Designed around an unusual crank in which the central flywheel had a narrow section but large diameter, the new engine gained a reputation for oil leaks and unreliability. After Hopwood changed the crankshaft material from cast to nodular iron and improved the gearbox layshaft bush, the Jubilee proved more reliable and sales slowly increased.

The new engine was in an old frame and the gearbox from older motorcycles in the AMC Group's range. The front frame tube was a steel pressing and the lightweight forks, brakes and wheels were Francis-Barnett parts.

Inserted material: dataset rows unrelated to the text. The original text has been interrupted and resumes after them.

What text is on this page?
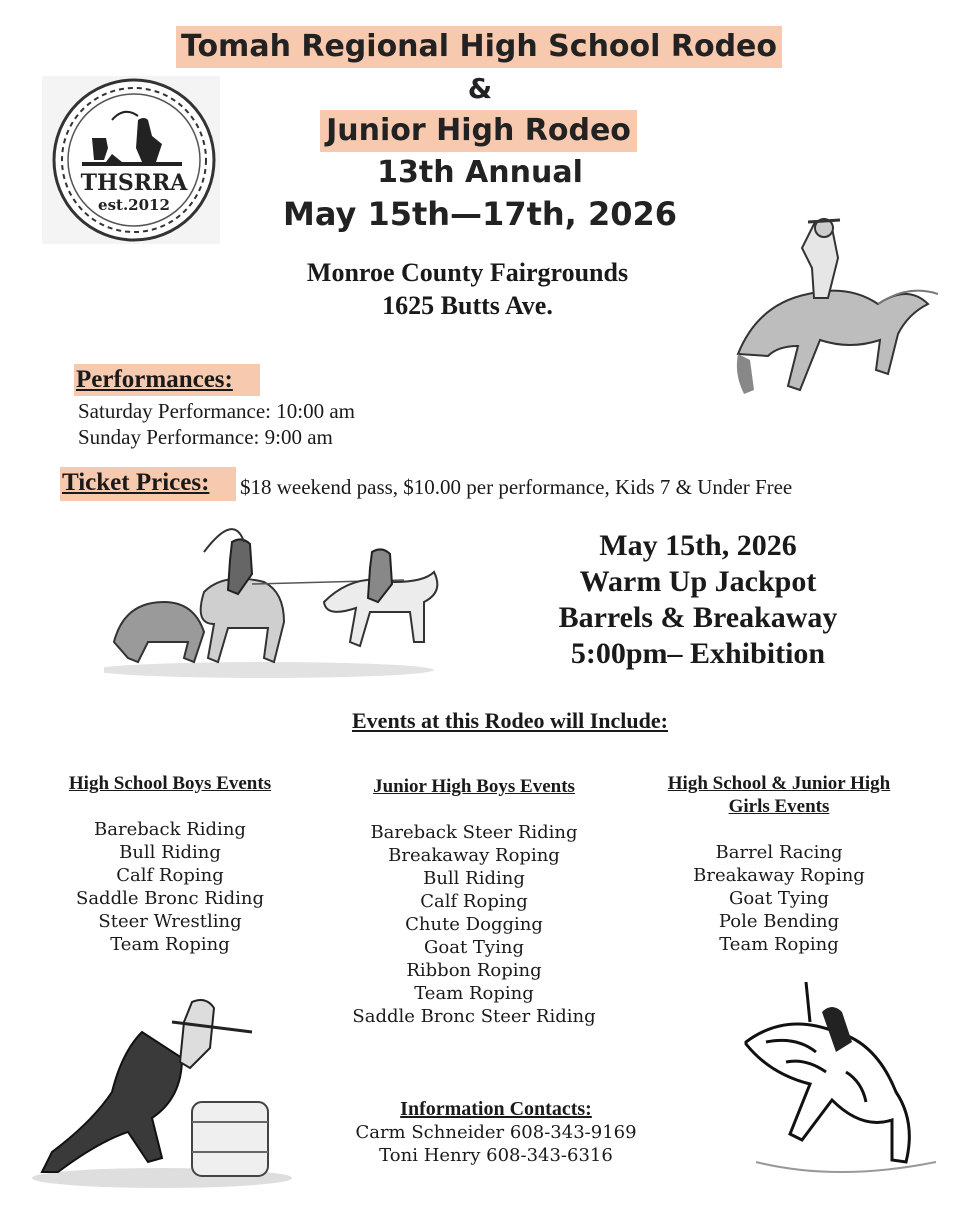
Tomah Regional High School Rodeo
&
Junior High Rodeo
13th Annual
May 15th—17th, 2026
THSRRA
est.2012
Monroe County Fairgrounds
1625 Butts Ave.
Performances:
Saturday Performance: 10:00 am
Sunday Performance: 9:00 am
Ticket Prices:	$18 weekend pass, $10.00 per performance, Kids 7 & Under Free
May 15th, 2026
Warm Up Jackpot
Barrels & Breakaway
5:00pm– Exhibition
Events at this Rodeo will Include:
High School Boys Events
Bareback Riding
Bull Riding
Calf Roping
Saddle Bronc Riding
Steer Wrestling
Team Roping
Junior High Boys Events
Bareback Steer Riding
Breakaway Roping
Bull Riding
Calf Roping
Chute Dogging
Goat Tying
Ribbon Roping
Team Roping
Saddle Bronc Steer Riding
High School & Junior High
Girls Events
Barrel Racing
Breakaway Roping
Goat Tying
Pole Bending
Team Roping
Information Contacts:
Carm Schneider 608-343-9169
Toni Henry 608-343-6316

The rear enclosure came from sister company Clarendon Pressings. The gearbox was the same as in the AMC 2 stroke Piatti engine and the AJS and Matchless lightweight motorcycles.

Originally sold as a 'De Luxe' model with a fully enclosed rear end, the Standard model arrived in 1961, continuing in production until 1966. An estimated 5,000 Jubilees were built at Norton's Bracebridge Street works before production was transferred to the AMC Woolwich factory in 1963.